Trusting the self-signed certificate (one-time per device): the LiveKit
Swift SDK’s URLSession does not expose a server-trust hook, so iOS rejects the
hub’s self-signed certificate until you install it as a trusted profile. In the app’s
Connection section, enter the host and port and tap Install hub
certificate — this opens Safari at https://<host>:<port>/cert. Bypass the
warning (Show Details → visit this website), allow the configuration
profile download, then install it under Settings → General → VPN & Device
Management and finally enable Settings → General → About → Certificate
Trust Settings → Enable Full Trust for the new certificate. The connection then
completes without warnings. The sample’s README documents recovery for the
common failure modes (the Full-Trust toggle not appearing, errSSLBadCert or
-1202, and a 401 on the room after the certificate is trusted).
Native C++#
The native client (client-samples/native/) is a C++ StreamKit
implementation backed by the LiveKit C++ SDK (livekit::Room). It is aimed at
developers embedding StreamKit in a native host — an embedded device, a game
engine plugin, or a CloudXR client.
Build and run#
Point CMake at a LiveKit SDK install, build, and run with --host and
--token:
cmake -S . -B build -DLIVEKIT_SDK_ROOT=/path/to/livekit-cpp-sdk
cmake --build build
./build/bin/streamkit_sample --host 192.168.1.100 --token <jwt>
If LIVEKIT_SDK_ROOT is not set, the backend compiles in stub mode:
Connect() reports connected immediately without opening a real session. This
lets you build the rest of StreamKit without the LiveKit SDK present.

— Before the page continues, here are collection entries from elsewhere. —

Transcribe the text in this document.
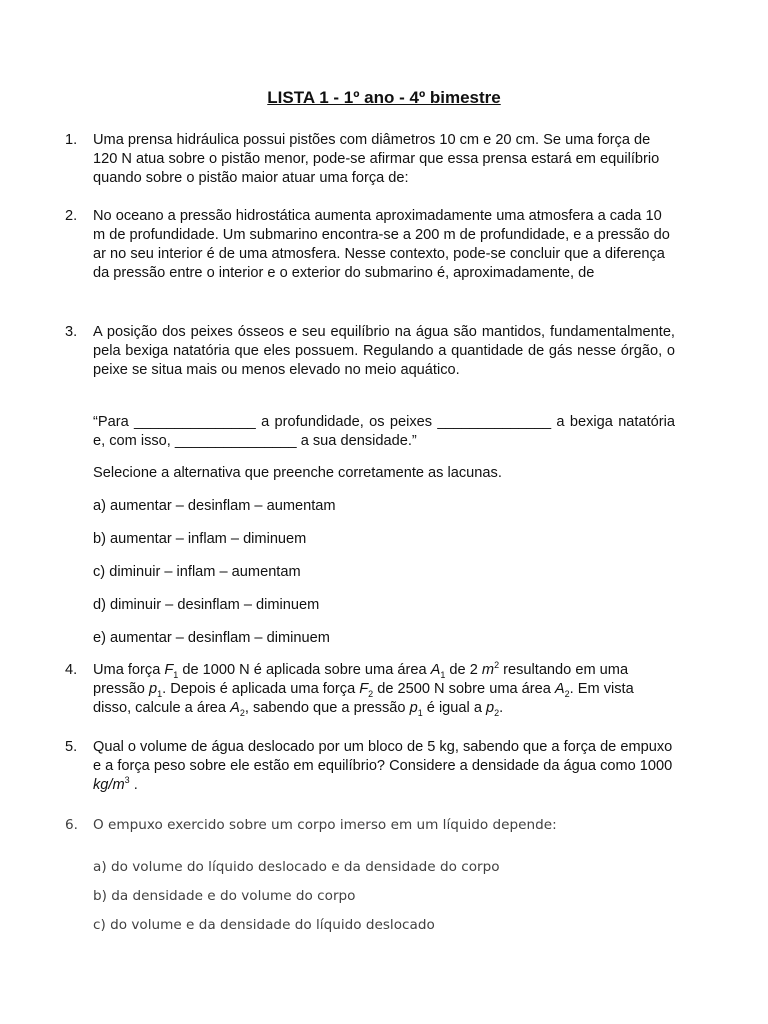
LISTA 1 - 1º ano - 4º bimestre
1.	Uma prensa hidráulica possui pistões com diâmetros 10 cm e 20 cm. Se uma força de 120 N atua sobre o pistão menor, pode-se afirmar que essa prensa estará em equilíbrio quando sobre o pistão maior atuar uma força de:
2.	No oceano a pressão hidrostática aumenta aproximadamente uma atmosfera a cada 10 m de profundidade. Um submarino encontra-se a 200 m de profundidade, e a pressão do ar no seu interior é de uma atmosfera. Nesse contexto, pode-se concluir que a diferença da pressão entre o interior e o exterior do submarino é, aproximadamente, de
3.	A posição dos peixes ósseos e seu equilíbrio na água são mantidos, fundamentalmente, pela bexiga natatória que eles possuem. Regulando a quantidade de gás nesse órgão, o peixe se situa mais ou menos elevado no meio aquático.
“Para _______________ a profundidade, os peixes ______________ a bexiga natatória e, com isso, _______________ a sua densidade.”
Selecione a alternativa que preenche corretamente as lacunas.
a) aumentar – desinflam – aumentam
b) aumentar – inflam – diminuem
c) diminuir – inflam – aumentam
d) diminuir – desinflam – diminuem
e) aumentar – desinflam – diminuem
4.	Uma força $F_1$ de 1000 N é aplicada sobre uma área $A_1$ de 2 $m^2$ resultando em uma pressão $p_1$. Depois é aplicada uma força $F_2$ de 2500 N sobre uma área $A_2$. Em vista disso, calcule a área $A_2$, sabendo que a pressão $p_1$ é igual a $p_2$.
5.	Qual o volume de água deslocado por um bloco de 5 kg, sabendo que a força de empuxo e a força peso sobre ele estão em equilíbrio? Considere a densidade da água como 1000 $kg/m^3$ .
6.	O empuxo exercido sobre um corpo imerso em um líquido depende:
a) do volume do líquido deslocado e da densidade do corpo
b) da densidade e do volume do corpo
c) do volume e da densidade do líquido deslocado
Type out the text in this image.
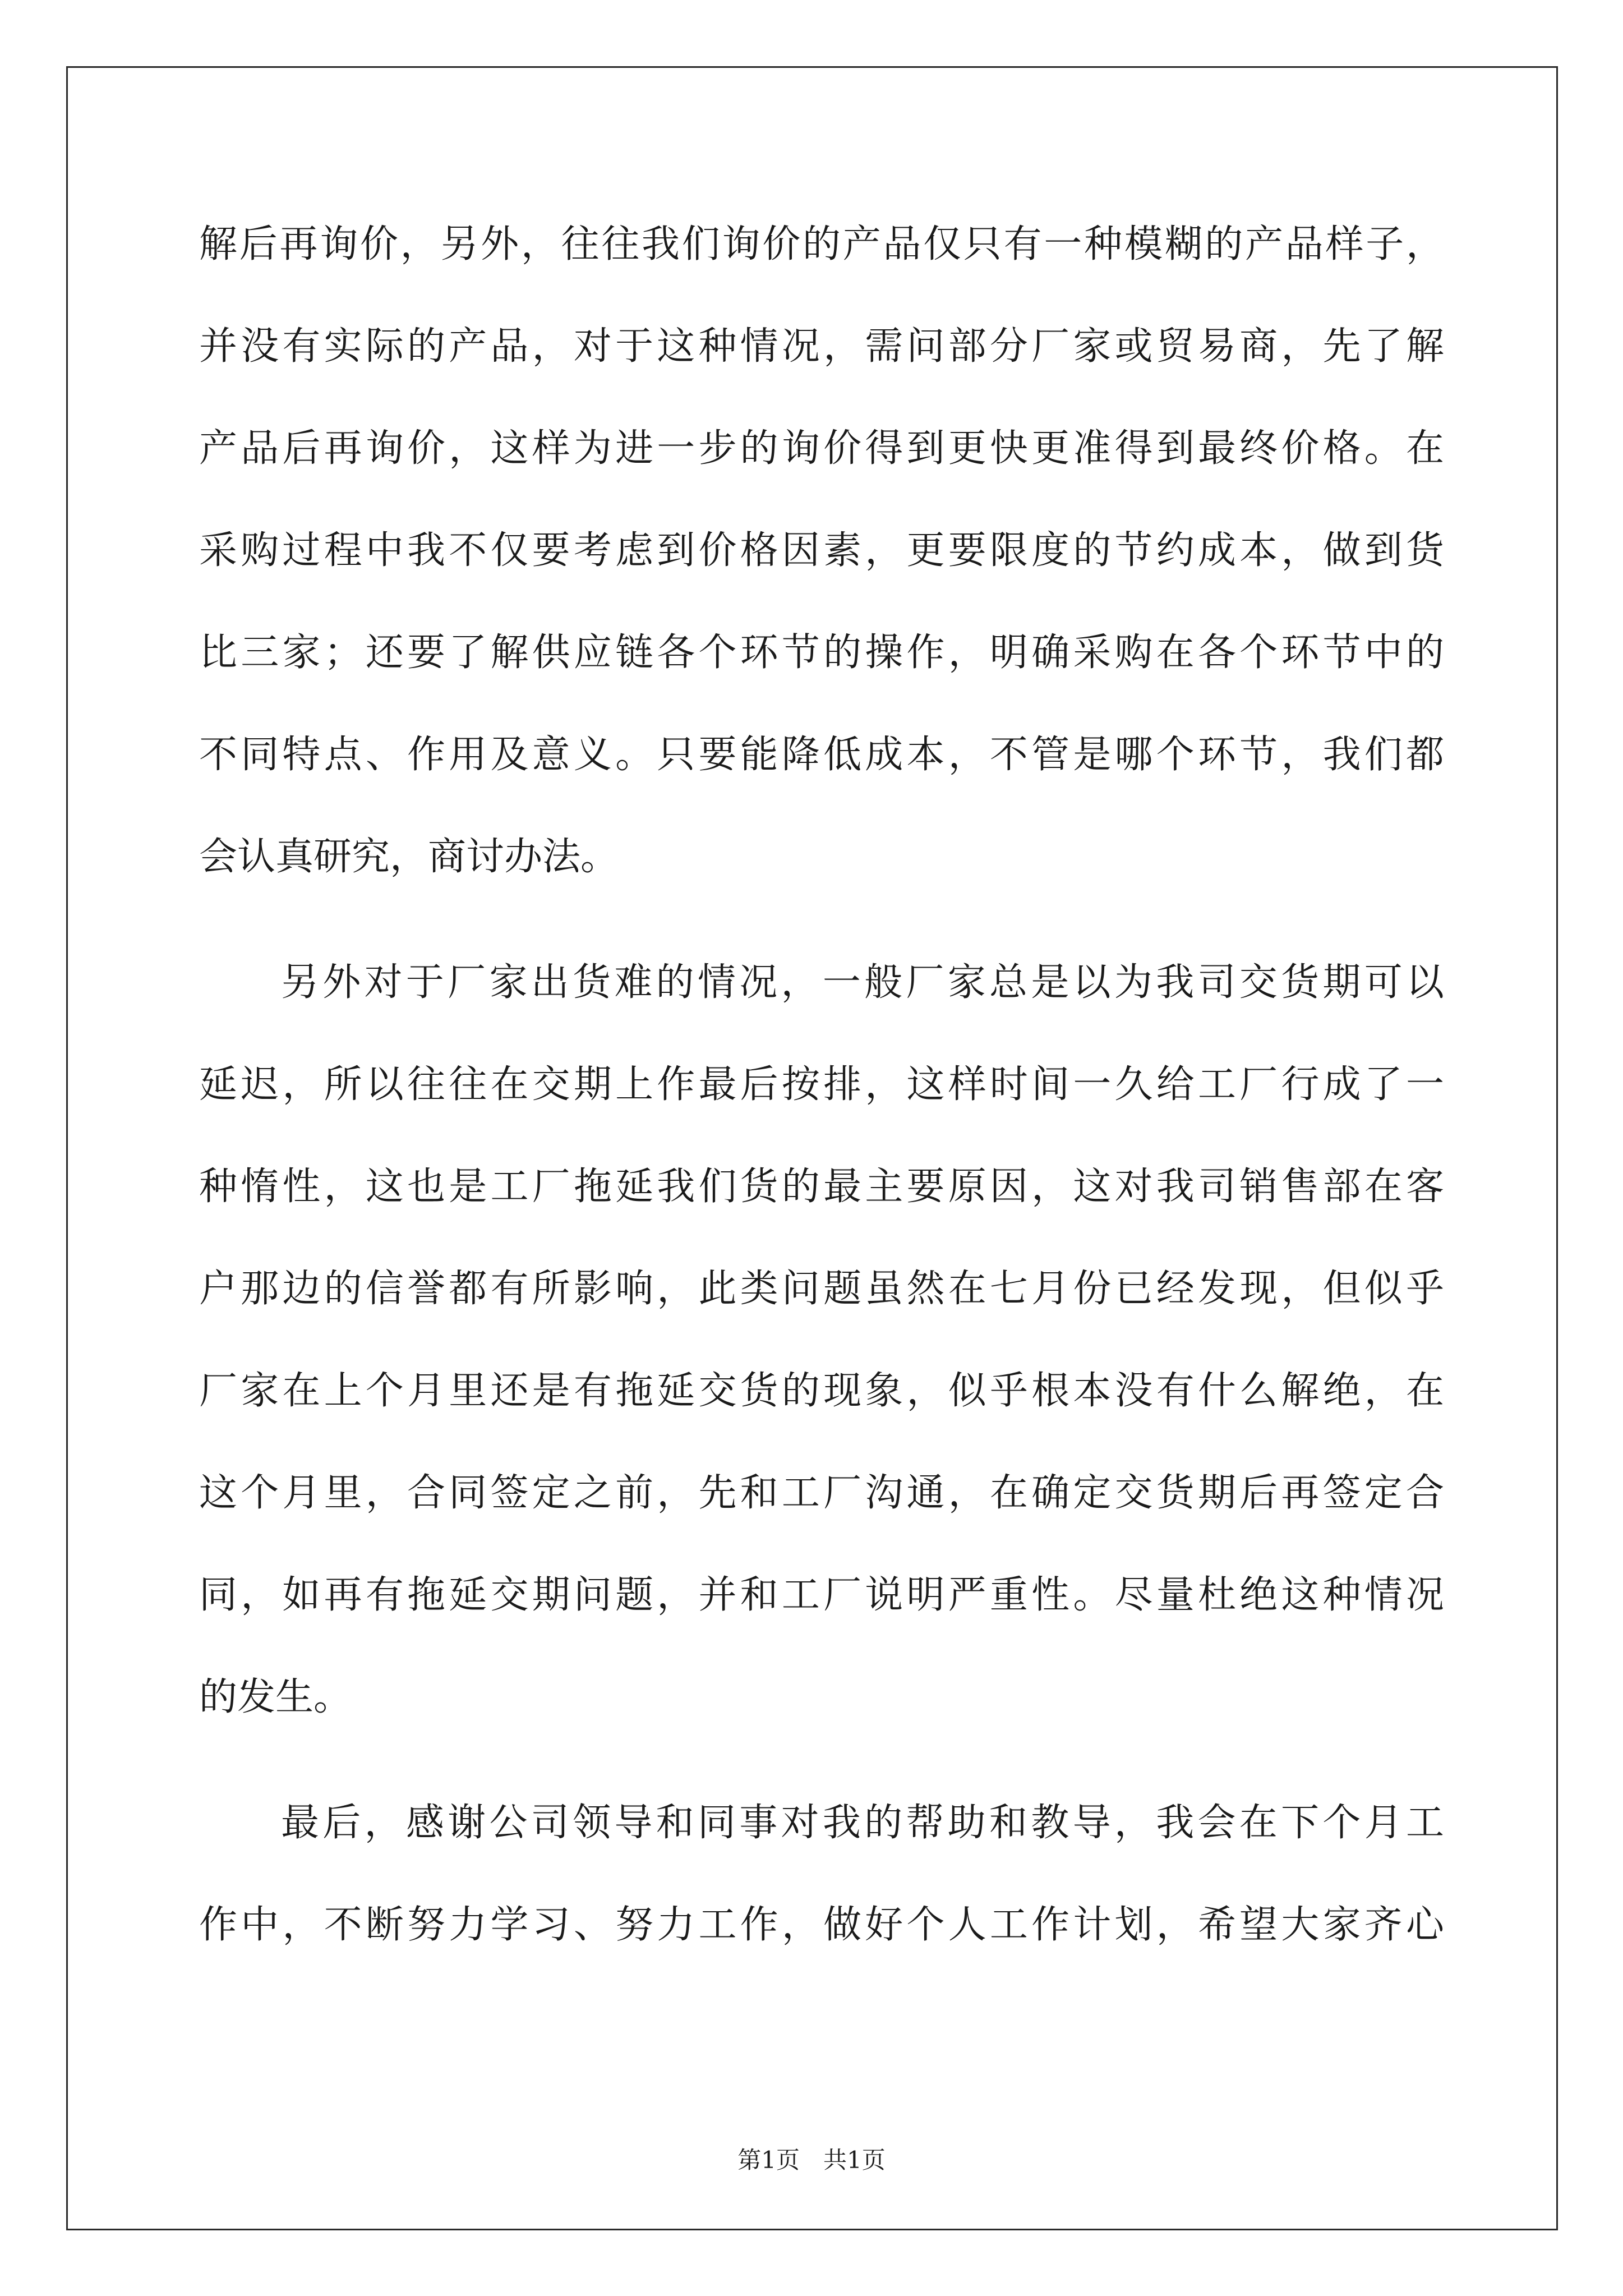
解后再询价，另外，往往我们询价的产品仅只有一种模糊的产品样子，
并没有实际的产品，对于这种情况，需问部分厂家或贸易商，先了解
产品后再询价，这样为进一步的询价得到更快更准得到最终价格。在
采购过程中我不仅要考虑到价格因素，更要限度的节约成本，做到货
比三家；还要了解供应链各个环节的操作，明确采购在各个环节中的
不同特点、作用及意义。只要能降低成本，不管是哪个环节，我们都
会认真研究，商讨办法。
另外对于厂家出货难的情况，一般厂家总是以为我司交货期可以
延迟，所以往往在交期上作最后按排，这样时间一久给工厂行成了一
种惰性，这也是工厂拖延我们货的最主要原因，这对我司销售部在客
户那边的信誉都有所影响，此类问题虽然在七月份已经发现，但似乎
厂家在上个月里还是有拖延交货的现象，似乎根本没有什么解绝，在
这个月里，合同签定之前，先和工厂沟通，在确定交货期后再签定合
同，如再有拖延交期问题，并和工厂说明严重性。尽量杜绝这种情况
的发生。
最后，感谢公司领导和同事对我的帮助和教导，我会在下个月工
作中，不断努力学习、努力工作，做好个人工作计划，希望大家齐心
第1页　共1页
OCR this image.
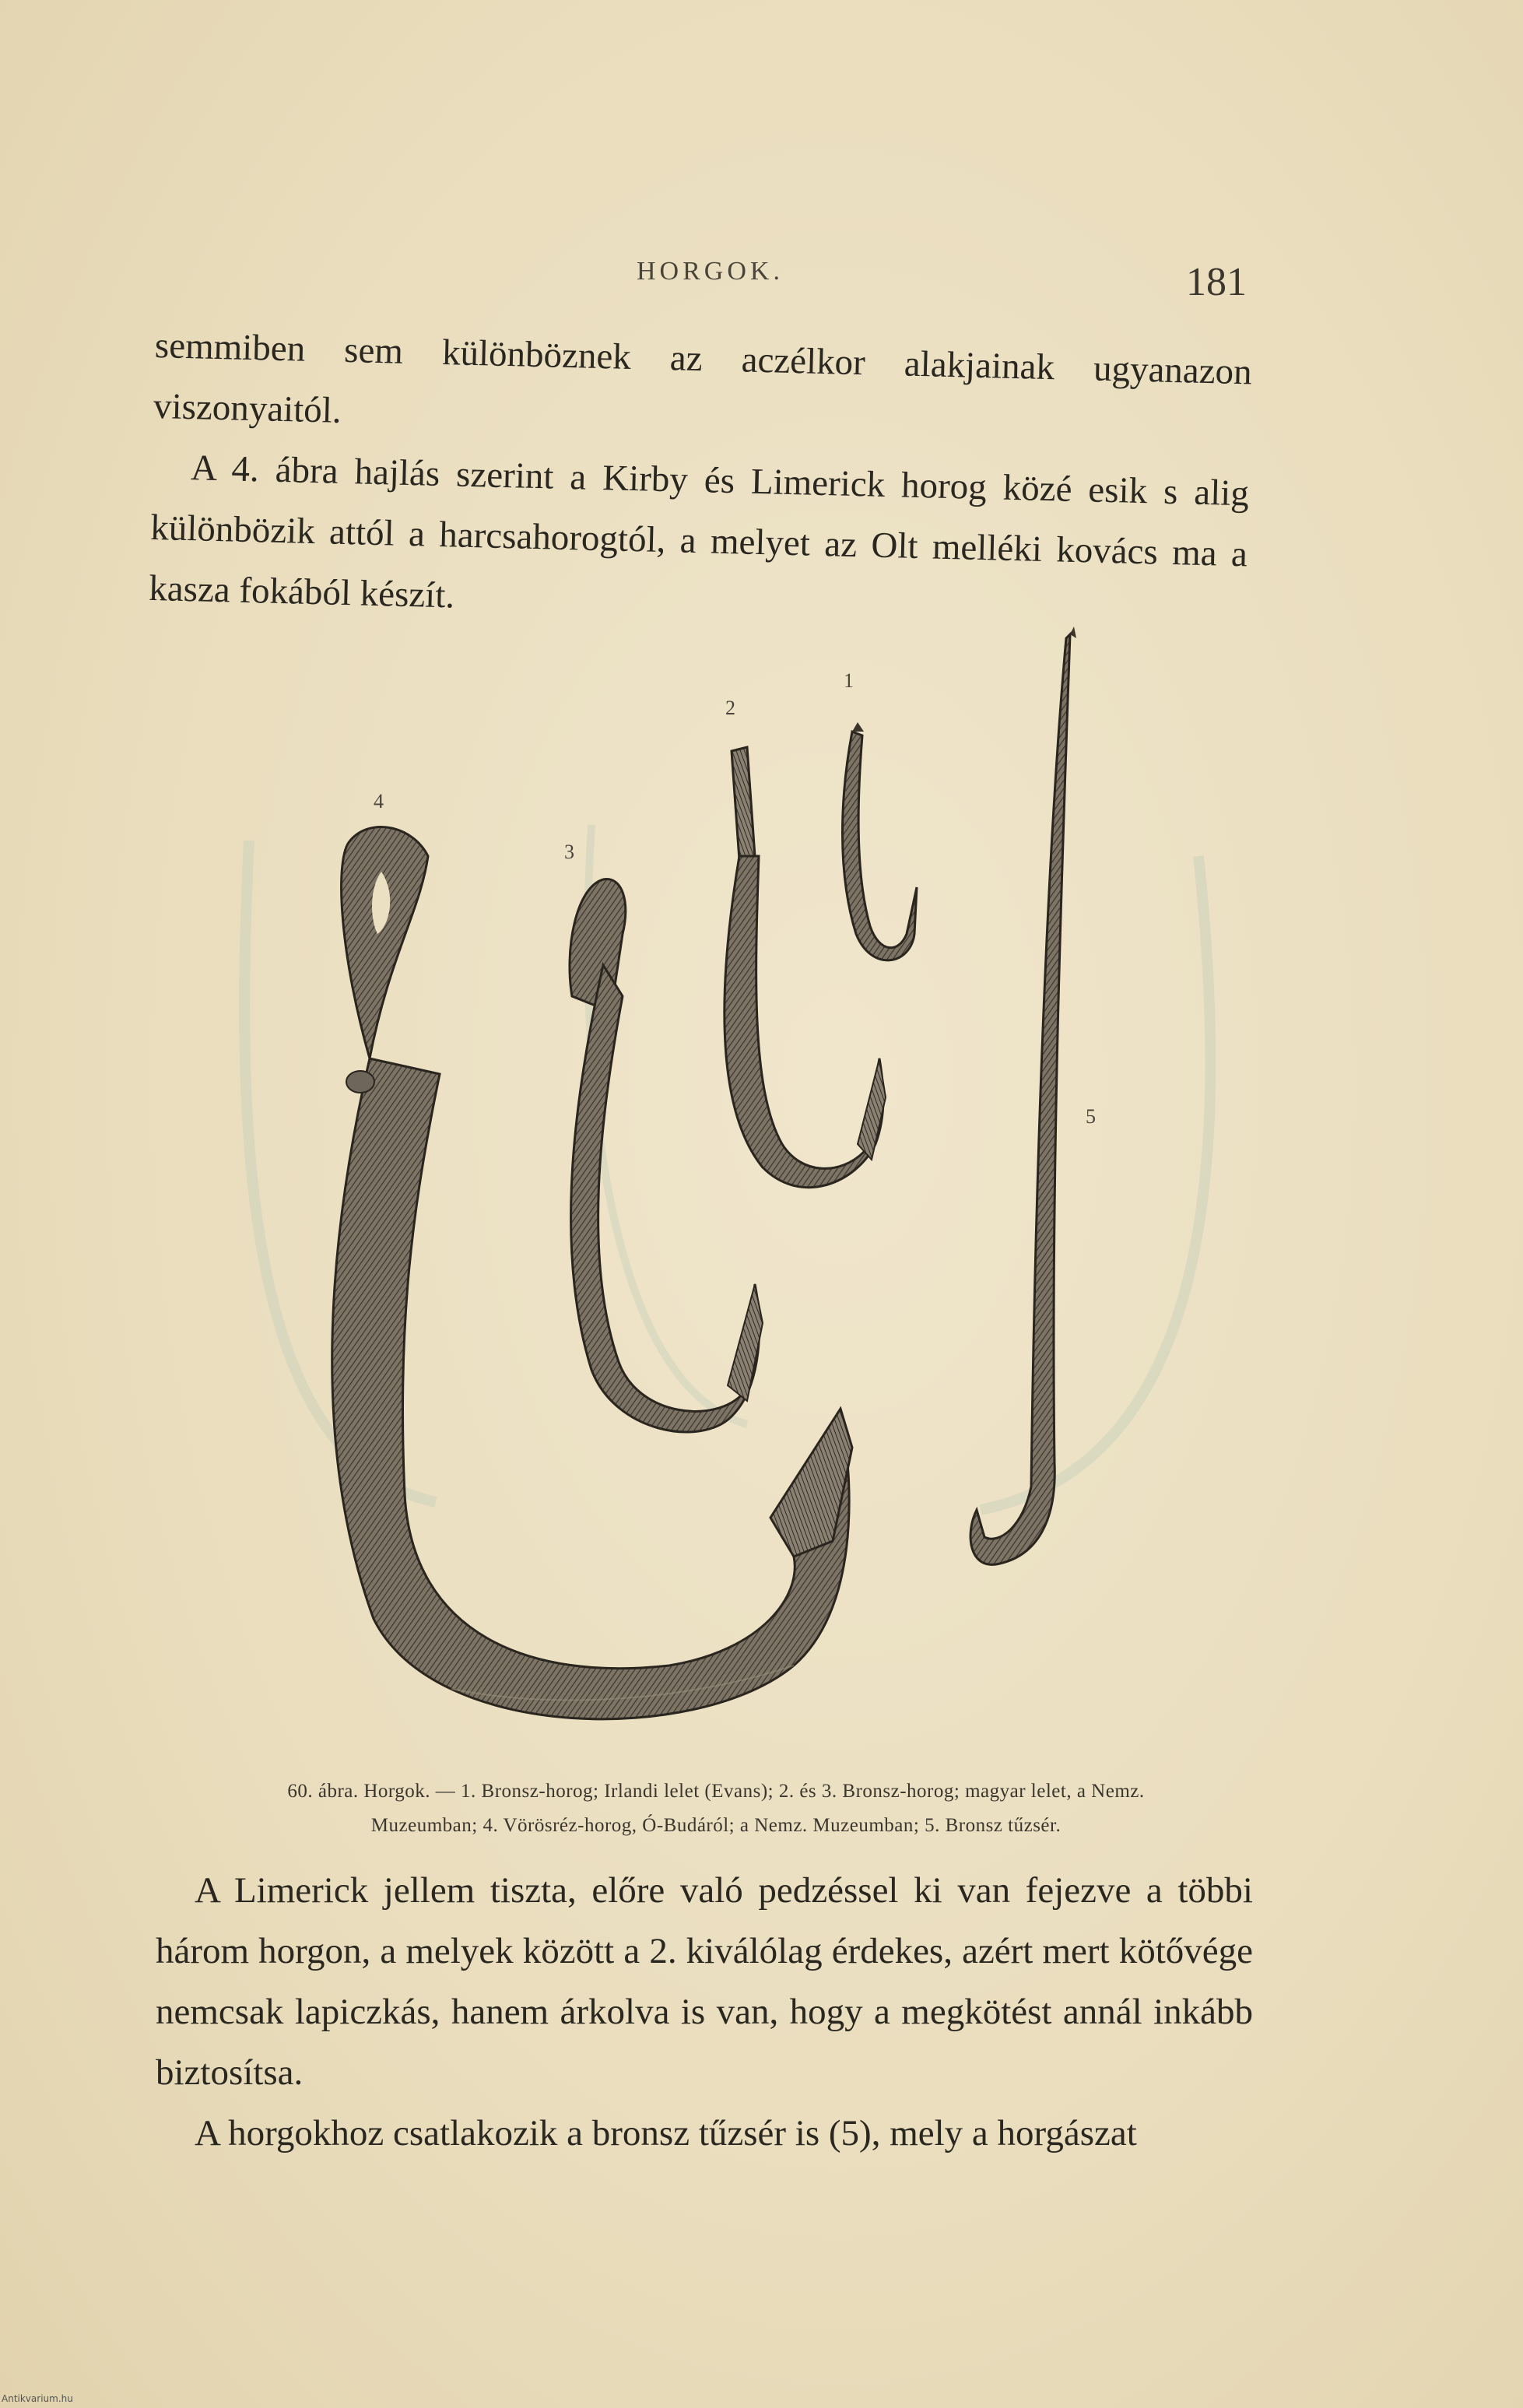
HORGOK.	181

semmiben sem különböznek az aczélkor alakjainak ugyanazon viszonyaitól.

A 4. ábra hajlás szerint a Kirby és Limerick horog közé esik s alig különbözik attól a harcsahorogtól, a melyet az Olt melléki kovács ma a kasza fokából készít.

1
2
3
4
5
60. ábra. Horgok. — 1. Bronsz-horog; Irlandi lelet (Evans); 2. és 3. Bronsz-horog; magyar lelet, a Nemz.
Muzeumban; 4. Vörösréz-horog, Ó-Budáról; a Nemz. Muzeumban; 5. Bronsz tűzsér.

A Limerick jellem tiszta, előre való pedzéssel ki van fejezve a többi három horgon, a melyek között a 2. kiválólag érdekes, azért mert kötővége nemcsak lapiczkás, hanem árkolva is van, hogy a megkötést annál inkább biztosítsa.

A horgokhoz csatlakozik a bronsz tűzsér is (5), mely a horgászat

Antikvarium.hu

The native backend takes the JWT inline via --token or LiveKitConfig::token;
the token-URL HTTP fetch is not implemented in this backend. A small unit-test
suite is available with -DSTREAMKIT_BUILD_TESTS=ON, run via CTest. Refer to the
sample’s README for the test matrix and the current backend constraints.
Adding a client for a new platform#
The XR-Media-Hub speaks standard LiveKit, so you are not limited to the bundled clients. If LiveKit publishes a client SDK for your platform — Unity, Flutter, React Native, Rust, Go, and others — you can build a client for it against the same contract the existing samples use:
Get a token. Fetch a JWT from the hub at
GET https://<host>:8080/token?identity=<name>, or paste the token printed on server startup.Join the room. Point the SDK at the hub’s web-server port (
8080, not LiveKit’s internal7880) and connect with the token.Publish input. Publish the microphone track, and the camera track if the agent needs vision.
Handle agent output. Play the remote audio track the agent publishes, and read its data-channel messages (for example, the
agent.responsetext topic).
That is the whole integration surface — no XR-AI-specific protocol. The brittle part is usually the hub’s self-signed certificate: each platform trusts it differently, so reuse the per-platform guidance above, or run the hub over plain HTTP on a trusted network. Refer to Networking and firewall for the certificate and plain-HTTP options.